If a molecular orbital $\psi$ (in this case, a hybrid orbital) is constructed from an orthonormal basis set of atomic orbitals $\{\phi_n\}$ via a linear combination

$$\psi = \sum_n c_n \phi_n$$

then loosely speaking, the "amount" of $\phi_n$ in $\psi$ is given not by $c_n$, but rather by $\left|c_n\right|^2$. (See, for example, Griffiths, Introduction to Quantum Mechanics, 2nd ed., Section 3.4.)

Therefore, summing the four values of $c_n$ for each AO has no physical meaning.

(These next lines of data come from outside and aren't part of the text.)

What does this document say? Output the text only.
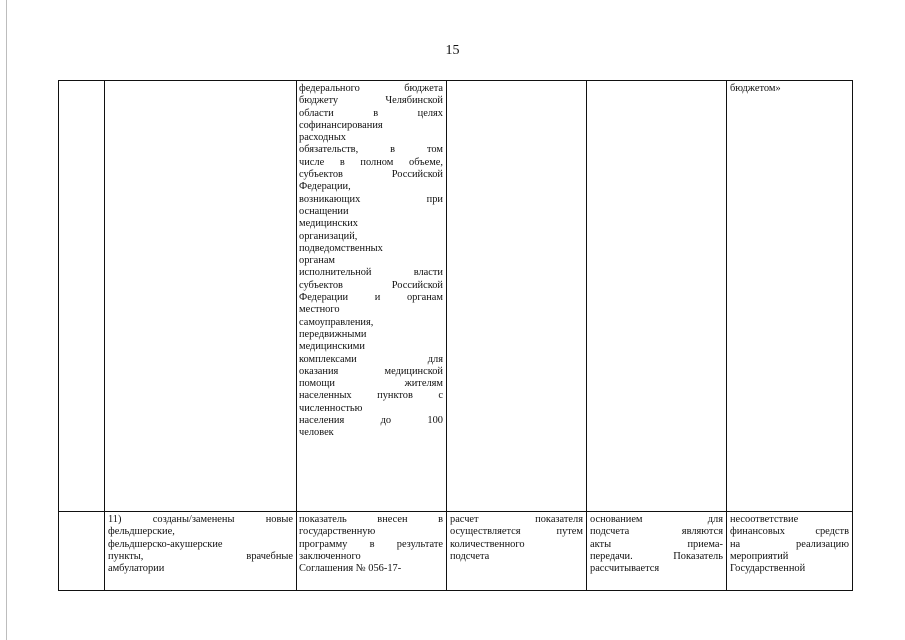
15
федерального бюджета
бюджету Челябинской
области в целях
софинансирования
расходных
обязательств, в том
числе в полном объеме,
субъектов Российской
Федерации,
возникающих при
оснащении
медицинских
организаций,
подведомственных
органам
исполнительной власти
субъектов Российской
Федерации и органам
местного
самоуправления,
передвижными
медицинскими
комплексами для
оказания медицинской
помощи жителям
населенных пунктов с
численностью
населения до 100
человек
бюджетом»
11) созданы/заменены новые
фельдшерские,
фельдшерско-акушерские
пункты, врачебные
амбулатории
показатель внесен в
государственную
программу в результате
заключенного
Соглашения № 056-17-
расчет показателя
осуществляется путем
количественного
подсчета
основанием для
подсчета являются
акты приема-
передачи. Показатель
рассчитывается
несоответствие
финансовых средств
на реализацию
мероприятий
Государственной
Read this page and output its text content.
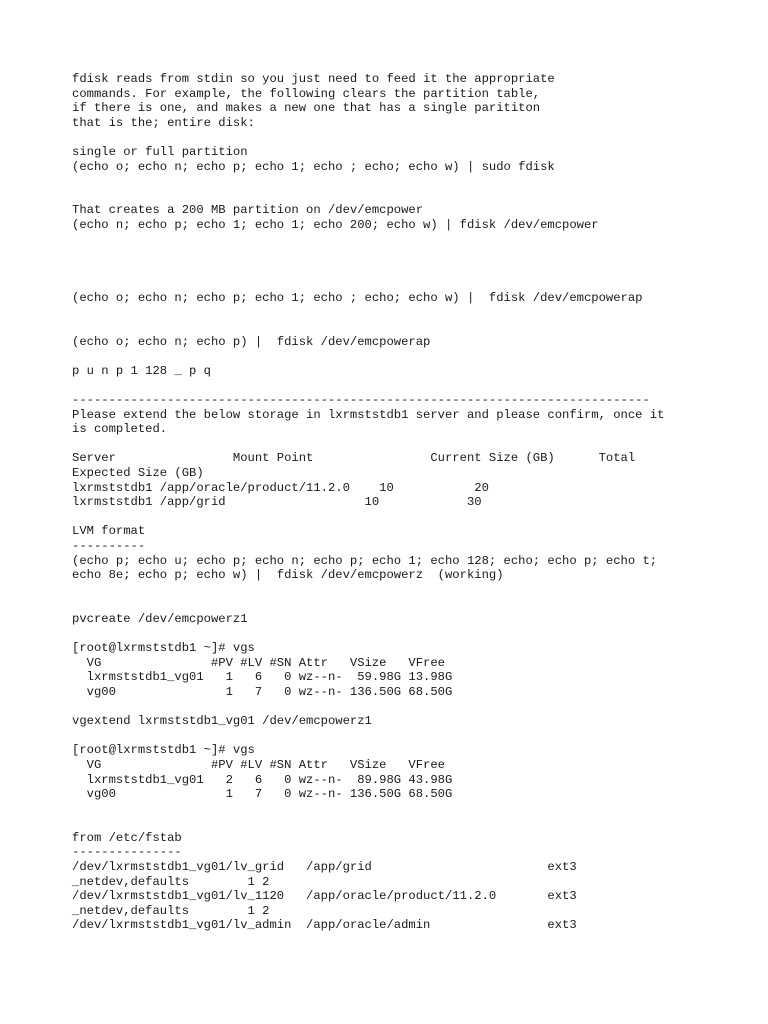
fdisk reads from stdin so you just need to feed it the appropriate
commands. For example, the following clears the partition table,
if there is one, and makes a new one that has a single parititon
that is the; entire disk:
single or full partition
(echo o; echo n; echo p; echo 1; echo ; echo; echo w) | sudo fdisk
That creates a 200 MB partition on /dev/emcpower
(echo n; echo p; echo 1; echo 1; echo 200; echo w) | fdisk /dev/emcpower
(echo o; echo n; echo p; echo 1; echo ; echo; echo w) |  fdisk /dev/emcpowerap
(echo o; echo n; echo p) |  fdisk /dev/emcpowerap
p u n p 1 128 _ p q
-------------------------------------------------------------------------------
Please extend the below storage in lxrmststdb1 server and please confirm, once it
is completed.
Server                Mount Point                Current Size (GB)      Total
Expected Size (GB)
lxrmststdb1 /app/oracle/product/11.2.0    10           20
lxrmststdb1 /app/grid                   10            30
LVM format
----------
(echo p; echo u; echo p; echo n; echo p; echo 1; echo 128; echo; echo p; echo t;
echo 8e; echo p; echo w) |  fdisk /dev/emcpowerz  (working)
pvcreate /dev/emcpowerz1
[root@lxrmststdb1 ~]# vgs
VG               #PV #LV #SN Attr   VSize   VFree
lxrmststdb1_vg01   1   6   0 wz--n-  59.98G 13.98G
vg00               1   7   0 wz--n- 136.50G 68.50G
vgextend lxrmststdb1_vg01 /dev/emcpowerz1
[root@lxrmststdb1 ~]# vgs
VG               #PV #LV #SN Attr   VSize   VFree
lxrmststdb1_vg01   2   6   0 wz--n-  89.98G 43.98G
vg00               1   7   0 wz--n- 136.50G 68.50G
from /etc/fstab
---------------
/dev/lxrmststdb1_vg01/lv_grid   /app/grid                        ext3
_netdev,defaults        1 2
/dev/lxrmststdb1_vg01/lv_1120   /app/oracle/product/11.2.0       ext3
_netdev,defaults        1 2
/dev/lxrmststdb1_vg01/lv_admin  /app/oracle/admin                ext3
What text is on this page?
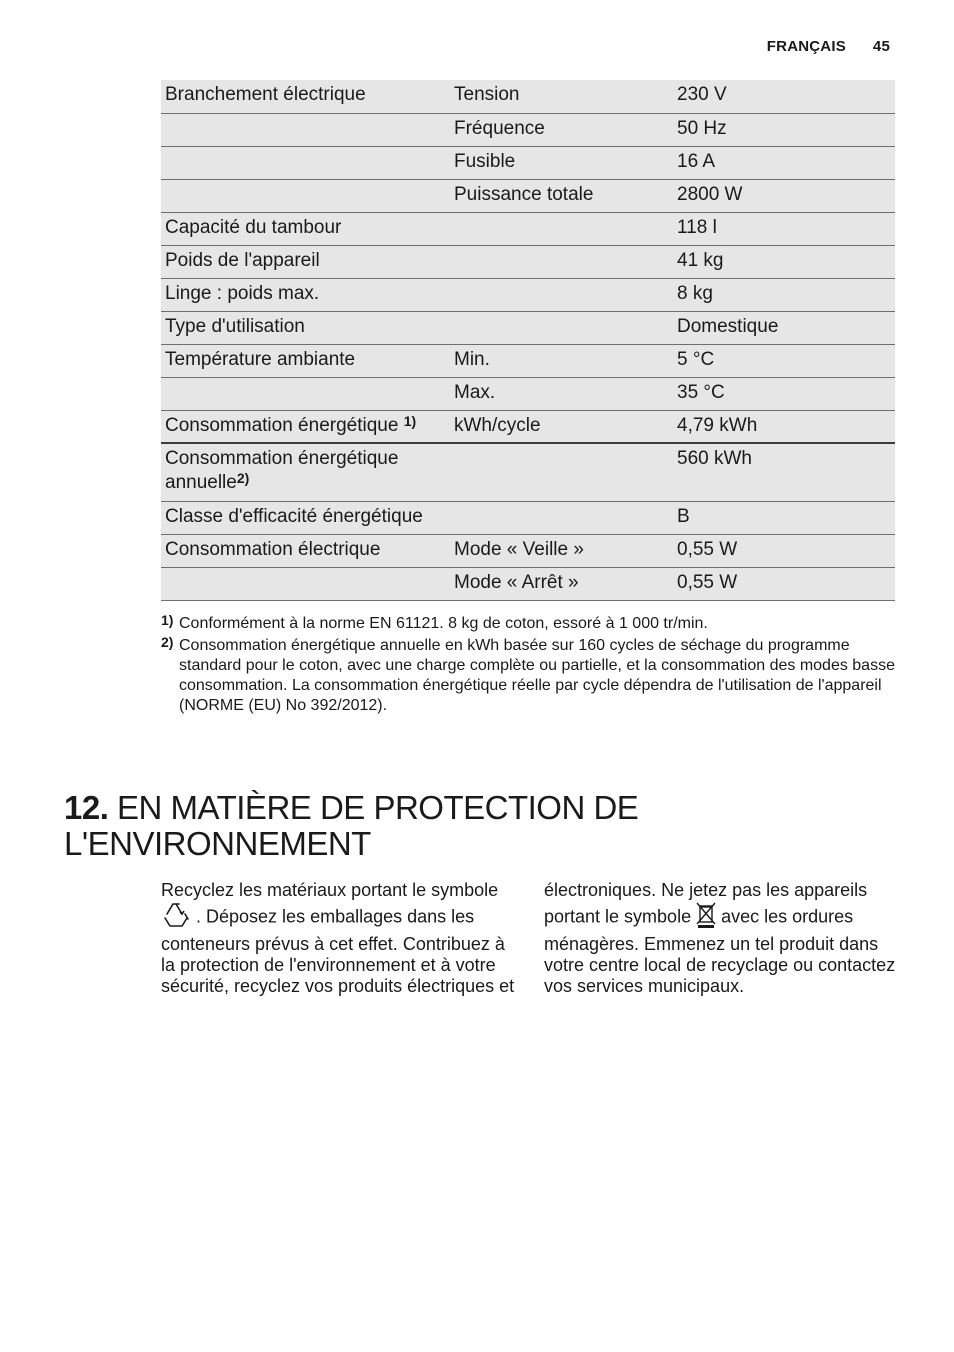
FRANÇAIS 45
Branchement électrique	Tension	230 V
	Fréquence	50 Hz
	Fusible	16 A
	Puissance totale	2800 W
Capacité du tambour		118 l
Poids de l'appareil		41 kg
Linge : poids max.		8 kg
Type d'utilisation		Domestique
Température ambiante	Min.	5 °C
	Max.	35 °C
Consommation énergétique $^{1)}$	kWh/cycle	4,79 kWh
Consommation énergétique annuelle$^{2)}$		560 kWh
Classe d'efficacité énergétique		B
Consommation électrique	Mode « Veille »	0,55 W
	Mode « Arrêt »	0,55 W
1) Conformément à la norme EN 61121. 8 kg de coton, essoré à 1 000 tr/min.
2) Consommation énergétique annuelle en kWh basée sur 160 cycles de séchage du programme standard pour le coton, avec une charge complète ou partielle, et la consommation des modes basse consommation. La consommation énergétique réelle par cycle dépendra de l'utilisation de l'appareil (NORME (EU) No 392/2012).
12. EN MATIÈRE DE PROTECTION DE L'ENVIRONNEMENT

Recyclez les matériaux portant le symbole  . Déposez les emballages dans les conteneurs prévus à cet effet. Contribuez à la protection de l'environnement et à votre sécurité, recyclez vos produits électriques et

électroniques. Ne jetez pas les appareils portant le symbole avec les ordures ménagères. Emmenez un tel produit dans votre centre local de recyclage ou contactez vos services municipaux.
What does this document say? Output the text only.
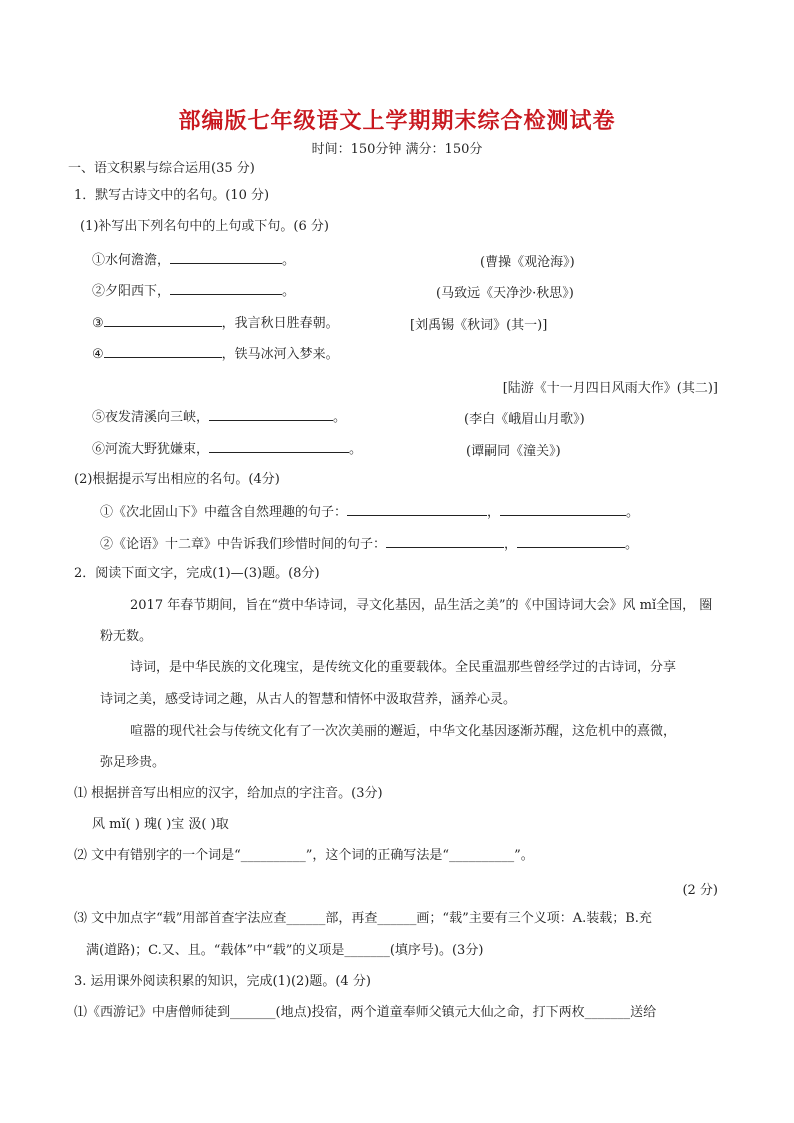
部编版七年级语文上学期期末综合检测试卷
时间：150分钟 满分：150分
一、语文积累与综合运用(35 分)
1．默写古诗文中的名句。(10 分)
(1)补写出下列名句中的上句或下句。(6 分)
①水何澹澹，	。	(曹操《观沧海》)
②夕阳西下，	。	(马致远《天净沙·秋思》)
③	，我言秋日胜春朝。	[刘禹锡《秋词》(其一)]
④	，铁马冰河入梦来。
[陆游《十一月四日风雨大作》(其二)]
⑤夜发清溪向三峡，	。	(李白《峨眉山月歌》)
⑥河流大野犹嫌束，	。	(谭嗣同《潼关》)
(2)根据提示写出相应的名句。(4分)
①《次北固山下》中蕴含自然理趣的句子：	，	。
②《论语》十二章》中告诉我们珍惜时间的句子：	，	。
2．阅读下面文字，完成(1)—(3)题。(8分)
2017 年春节期间，旨在“赏中华诗词，寻文化基因，品生活之美”的《中国诗词大会》风 mǐ全国， 圈
粉无数。
诗词，是中华民族的文化瑰宝，是传统文化的重要载体。全民重温那些曾经学过的古诗词，分享
诗词之美，感受诗词之趣，从古人的智慧和情怀中汲取营养，涵养心灵。
喧嚣的现代社会与传统文化有了一次次美丽的邂逅，中华文化基因逐渐苏醒，这危机中的熹微，
弥足珍贵。
⑴ 根据拼音写出相应的汉字，给加点的字注音。(3分)
风 mǐ( ) 瑰( )宝 汲( )取
⑵ 文中有错别字的一个词是“__________”，这个词的正确写法是“__________”。
(2 分)
⑶ 文中加点字“载”用部首查字法应查______部，再查______画；“载”主要有三个义项：A.装载；B.充
满(道路)；C.又、且。“载体”中“载”的义项是_______(填序号)。(3分)
3. 运用课外阅读积累的知识，完成(1)(2)题。(4 分)
⑴《西游记》中唐僧师徒到_______(地点)投宿，两个道童奉师父镇元大仙之命，打下两枚_______送给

Instead let's take wavefunction (b) for example. The coefficient in front of the s orbital is $1/2$, so the "amount" of s-orbital character is simply $\left|1/2\right|^2 = 1/4$. The coefficient in front of the $\mathrm{p}_y$ orbital is $-1/2$, so there is $\left|-1/2\right|^2 = 1/4$ $\mathrm{p}_y$-character.

Armed with this knowledge, it's incredibly easy to see that each orbital has exactly $1/4$ s-character and a total of $3/4$ p-character ($1/4$ from each p orbital), because none of the $\pm$ signs matter (the minus signs are removed by the absolute value).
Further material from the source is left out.